First up is, “The Boy who was raised as a Dog and other stories from a child psychiatrist’s notebook” by Dr. Bruce D. Perry.
I actually began reading this in a bookstore in PA while on my anniversary trip last November. I read the first couple of chapters before having to leave, and finally bought a copy the end of December. It contains fascinating and terribly sad stories of abuse and neglect but also some success stories.
The author is big on neuroscience and the development of the brain. He has been able to effectively help many children by recognizing the age of the child when the neglect/abuse occurred and then comparing that to the development of the brain in that same period.
Some of his helpful therapies include holding and rocking older kids who didn’t get that as babies. Although parents and adults thought a problem child was being “babied,” they really needed it. There were examples such as a 6 year old who was experiencing “failure to thrive”. Doctors assumed all kind of stomach problems or even genetic anorexia. By talking with the mother he realized a disconnect. Because of the mother’s childhood of neglect, numerous foster homes, etc. she was smart enough to take care of the baby physically but didn’t know how to be a mom otherwise..
Dr. Perry oversaw the evaluation and help for the children rescued from the Branch Davidian (David Koresh, Waco, TX) group.
The story about the boy raised as a dog (in a cage by a step-grandfather who didn’t know what to do and requested help from social services) wasn’t even the saddest. Two other boys endured long periods of severed neglect. A mentally handicapped mom and then a babysitter who left babies alone all day long for months! 9-5! One child became a sociopath who killed two girls as a teenager. The other boy made great recovery. Therapies used for this second boy included a rhythm class and massaging. He walked funny and did not like to be touched.
Dr. Perry associated the rhythm problem to lack of being rocked as a baby. He talked about how parents naturally rock a baby at the perfect rate, which equals a healthy heart rate. Pre-K-level rhythm classes for a teenager helped him a lot. Massage therapy helped him to actually initiate a hug with his mom for the first time.
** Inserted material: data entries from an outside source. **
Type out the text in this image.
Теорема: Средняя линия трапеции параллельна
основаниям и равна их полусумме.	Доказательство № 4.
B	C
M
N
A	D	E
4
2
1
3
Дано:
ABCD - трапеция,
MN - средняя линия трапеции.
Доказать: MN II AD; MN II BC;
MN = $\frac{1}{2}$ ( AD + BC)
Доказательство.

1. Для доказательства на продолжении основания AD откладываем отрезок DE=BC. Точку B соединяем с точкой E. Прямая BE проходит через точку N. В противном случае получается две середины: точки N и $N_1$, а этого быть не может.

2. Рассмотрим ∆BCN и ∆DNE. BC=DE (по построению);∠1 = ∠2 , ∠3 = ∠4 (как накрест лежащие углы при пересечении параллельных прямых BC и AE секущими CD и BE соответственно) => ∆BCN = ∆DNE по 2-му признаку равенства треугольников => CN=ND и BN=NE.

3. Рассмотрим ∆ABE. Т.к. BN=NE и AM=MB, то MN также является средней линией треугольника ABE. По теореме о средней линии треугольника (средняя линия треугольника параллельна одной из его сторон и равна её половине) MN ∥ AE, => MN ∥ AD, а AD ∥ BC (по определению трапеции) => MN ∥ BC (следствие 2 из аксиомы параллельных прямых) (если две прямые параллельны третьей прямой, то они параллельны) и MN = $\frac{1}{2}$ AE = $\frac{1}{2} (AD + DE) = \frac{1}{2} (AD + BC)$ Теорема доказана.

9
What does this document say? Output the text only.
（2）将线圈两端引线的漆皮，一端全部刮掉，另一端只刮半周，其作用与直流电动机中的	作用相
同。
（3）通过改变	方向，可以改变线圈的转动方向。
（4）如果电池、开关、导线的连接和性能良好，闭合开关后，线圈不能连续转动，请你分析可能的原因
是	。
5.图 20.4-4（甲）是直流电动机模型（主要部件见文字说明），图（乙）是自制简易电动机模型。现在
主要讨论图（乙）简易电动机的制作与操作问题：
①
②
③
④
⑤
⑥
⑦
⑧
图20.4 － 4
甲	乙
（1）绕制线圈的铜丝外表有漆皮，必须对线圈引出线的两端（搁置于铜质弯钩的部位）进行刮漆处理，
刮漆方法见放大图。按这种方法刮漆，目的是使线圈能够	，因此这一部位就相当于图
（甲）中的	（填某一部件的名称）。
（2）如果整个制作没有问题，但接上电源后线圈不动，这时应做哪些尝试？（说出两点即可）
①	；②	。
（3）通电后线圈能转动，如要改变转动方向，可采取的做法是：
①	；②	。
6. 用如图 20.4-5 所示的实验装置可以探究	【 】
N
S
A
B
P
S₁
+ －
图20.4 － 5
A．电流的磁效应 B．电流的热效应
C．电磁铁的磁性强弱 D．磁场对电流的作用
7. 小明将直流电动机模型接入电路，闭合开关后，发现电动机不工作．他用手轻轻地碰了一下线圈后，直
The most interesting story may have been a small-town abuse/Satanic cult scandal in Texas. It was discovered that fundamentalist foster parents were using a “holding” method which was pretty much torture, resulting in children claiming whatever the adult wanted to hear. Perry was brought in to help discern which kids were telling the truth about abuse and which had been forced to make up stuff or agree with the religious nuts.
The book would be enjoyed by anyone who likes psychology/sociology, child development, social work, foster care, and neuroscience (although he doesn’t get too technical on the neuroscience). His modern, evolutionary philosophy shows itself a couple of times but does not detract from the book.
Bruce wrote a second book about the significance of empathy in society that I would like to read as well.